In conclusion, you state that "The district staff changed the way it handled and evaluated offers for the building, which pushed the church's proposal to the head of the pack." that we "held the two groups to different standards" However, both of the examples you give are invalid. A review of the August 24 analysis proves the same standards were applided throughout. Both offers were evaluated on the same basis, in accordance with School Board policy, and the results were presented to the School Board for decision. I provided you with the actual documents presented to the School Board.

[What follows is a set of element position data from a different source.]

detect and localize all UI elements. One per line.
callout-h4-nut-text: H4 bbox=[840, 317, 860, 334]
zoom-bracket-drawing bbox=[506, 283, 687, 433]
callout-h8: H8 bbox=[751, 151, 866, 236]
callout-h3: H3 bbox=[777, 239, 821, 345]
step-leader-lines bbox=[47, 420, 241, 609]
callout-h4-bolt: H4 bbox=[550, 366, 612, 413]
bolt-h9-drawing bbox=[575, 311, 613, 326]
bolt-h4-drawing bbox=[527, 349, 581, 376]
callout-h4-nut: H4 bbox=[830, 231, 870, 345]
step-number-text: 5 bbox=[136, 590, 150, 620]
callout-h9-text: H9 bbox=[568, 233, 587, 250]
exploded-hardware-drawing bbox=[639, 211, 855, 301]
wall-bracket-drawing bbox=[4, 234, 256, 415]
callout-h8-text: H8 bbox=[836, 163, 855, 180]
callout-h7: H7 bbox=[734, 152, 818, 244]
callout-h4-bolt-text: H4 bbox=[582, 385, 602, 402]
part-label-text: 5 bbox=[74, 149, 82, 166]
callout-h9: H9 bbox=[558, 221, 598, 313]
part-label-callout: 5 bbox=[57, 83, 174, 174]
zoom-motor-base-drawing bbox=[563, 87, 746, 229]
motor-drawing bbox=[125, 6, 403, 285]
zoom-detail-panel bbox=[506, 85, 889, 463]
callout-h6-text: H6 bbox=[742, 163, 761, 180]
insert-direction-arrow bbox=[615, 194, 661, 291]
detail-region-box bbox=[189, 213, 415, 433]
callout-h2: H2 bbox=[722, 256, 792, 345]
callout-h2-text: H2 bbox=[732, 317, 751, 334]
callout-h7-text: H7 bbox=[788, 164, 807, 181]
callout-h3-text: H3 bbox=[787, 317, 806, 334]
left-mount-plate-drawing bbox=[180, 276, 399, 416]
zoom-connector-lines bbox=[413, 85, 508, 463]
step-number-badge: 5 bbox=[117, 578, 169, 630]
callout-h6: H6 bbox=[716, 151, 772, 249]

During our interview, you stated that you had information that First AME's actual use was different than represented to the District. I asked what it was, and made it clear that if this were the case, the District would seek to apply the penalty clause of our contract. You declined to tell me either your source or the information you had. The statement in your article that I said "it would not have made a difference" is deliberately misleading. I stated that while the sale is final and cannot be reversed, but there are protections included in the contract for the public and I asked you to provide me your information. You did not do so.
Finally, you called me to fact check the article while I was on vacation and after receiving my response, you sent me an email that you would call me the following Tuesday (May 30). Yet you did not call that day, even though you had both my business phone and personal cell phone numbers.
I request a retraction and correction, with equal prominence, in the next newspaper edition. Please also provide me a copy of the tape of our interview of May 16.